Assume that two random variables $X$ and $Y$ satisfy $X\ge 0$, $Y\ge0$ and $X+Y\ge 1$. Does it hold that $$\mathbb{E}\left[\frac{X}{X+Y}\right]\le \frac{\mathbb{E}[X]}{\mathbb{E}[X+Y]},$$ whereby $\mathbb{E}[\cdot]$ denotes the expected value?
Jensen's inequality may be helpful, but I don't know how to apply it here.
I want to add the additional condition that X increases if X+Y increases.

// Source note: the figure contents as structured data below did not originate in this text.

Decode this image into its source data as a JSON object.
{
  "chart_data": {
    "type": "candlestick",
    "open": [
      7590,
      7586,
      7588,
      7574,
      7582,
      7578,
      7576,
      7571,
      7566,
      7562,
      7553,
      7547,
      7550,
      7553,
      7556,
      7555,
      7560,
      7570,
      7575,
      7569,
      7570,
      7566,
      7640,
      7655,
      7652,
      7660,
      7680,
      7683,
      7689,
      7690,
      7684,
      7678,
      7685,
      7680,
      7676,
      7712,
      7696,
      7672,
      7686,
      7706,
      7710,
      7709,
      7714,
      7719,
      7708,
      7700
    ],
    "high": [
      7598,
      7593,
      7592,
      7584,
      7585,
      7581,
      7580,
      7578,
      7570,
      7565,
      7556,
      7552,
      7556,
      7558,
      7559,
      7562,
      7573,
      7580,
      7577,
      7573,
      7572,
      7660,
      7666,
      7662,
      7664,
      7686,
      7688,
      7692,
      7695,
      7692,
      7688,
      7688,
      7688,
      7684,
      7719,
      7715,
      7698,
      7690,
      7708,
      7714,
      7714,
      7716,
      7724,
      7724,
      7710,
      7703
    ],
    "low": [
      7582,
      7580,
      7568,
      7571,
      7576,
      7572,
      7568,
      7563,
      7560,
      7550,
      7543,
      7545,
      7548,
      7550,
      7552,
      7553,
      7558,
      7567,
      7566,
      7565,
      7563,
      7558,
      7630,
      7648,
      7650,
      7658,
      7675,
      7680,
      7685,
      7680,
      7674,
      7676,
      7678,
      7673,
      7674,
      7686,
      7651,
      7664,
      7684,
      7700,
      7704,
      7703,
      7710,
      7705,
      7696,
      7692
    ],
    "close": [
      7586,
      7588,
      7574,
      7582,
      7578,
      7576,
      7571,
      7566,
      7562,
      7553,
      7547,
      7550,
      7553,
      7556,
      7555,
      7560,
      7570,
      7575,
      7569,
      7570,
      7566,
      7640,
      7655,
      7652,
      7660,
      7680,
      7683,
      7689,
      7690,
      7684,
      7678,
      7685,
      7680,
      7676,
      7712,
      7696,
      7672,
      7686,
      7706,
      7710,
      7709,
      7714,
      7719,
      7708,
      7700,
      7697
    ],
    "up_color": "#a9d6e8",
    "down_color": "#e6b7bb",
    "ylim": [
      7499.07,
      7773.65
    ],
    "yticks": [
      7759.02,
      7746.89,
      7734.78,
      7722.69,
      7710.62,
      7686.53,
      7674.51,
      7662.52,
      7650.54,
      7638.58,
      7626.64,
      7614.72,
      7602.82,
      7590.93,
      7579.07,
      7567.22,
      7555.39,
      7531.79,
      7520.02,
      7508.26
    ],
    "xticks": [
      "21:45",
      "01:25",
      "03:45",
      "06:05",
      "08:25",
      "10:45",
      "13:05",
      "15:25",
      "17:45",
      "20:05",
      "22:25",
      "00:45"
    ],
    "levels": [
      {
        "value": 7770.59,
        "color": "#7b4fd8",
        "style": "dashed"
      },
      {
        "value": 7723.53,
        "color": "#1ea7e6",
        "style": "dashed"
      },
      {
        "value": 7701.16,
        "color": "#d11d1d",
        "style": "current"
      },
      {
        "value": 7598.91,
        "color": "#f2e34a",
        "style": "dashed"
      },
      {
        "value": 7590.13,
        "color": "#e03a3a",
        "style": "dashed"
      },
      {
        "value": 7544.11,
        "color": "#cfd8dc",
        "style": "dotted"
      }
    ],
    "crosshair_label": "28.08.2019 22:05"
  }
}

No. Both directions of the inequality are possible:
Case A: $X=1$ or $4$ with equal probability and independently $Y=1$ or $2$ with equal probability
Case B: $X=1$ or $2$ with equal probability and independently $Y=1$ or $4$ with equal probability
With further thought, finding examples having two directions for the inequality is trivial whenever you do not start with equality (you do not need independence); all you have to do is swap $X$ and $Y$, since both $E\big[\frac{X}{X+Y}\big]+E\big[\frac{Y}{Y+X}\big]=1$ and $\frac{E[X]}{E[X+Y]} +\frac{E[Y]}{E[Y+X]}=1$, so $$E\left[\frac{X}{X+Y}\right] < \frac{E[X]}{E[X+Y]} \iff E\left[\frac{Y}{Y+X}\right]> \frac{E[Y]}{E[Y+X]}.$$
Clearly $E\big[\frac{X}{X+Y}\big]$ and $\frac{E[X]}{E[X+Y]}$ are each between $0$ and $1$ so the difference between them is between $-1$ and $+1$. They can approach these bounds, for example with $P\big((X,Y)=(n^4,1)\big)=\frac1n$ and $P\big((X,Y)=(1,n^2)\big)=1-\frac1n$ which for large $n$ gives $E\big[\frac{X}{X+Y}\big] \approx \frac1n +\frac1{n^2}$ approaching $0$ and $\frac{E[X]}{E[X+Y]} \approx 1-\frac1n +\frac2{n^2}$ approaching $1$.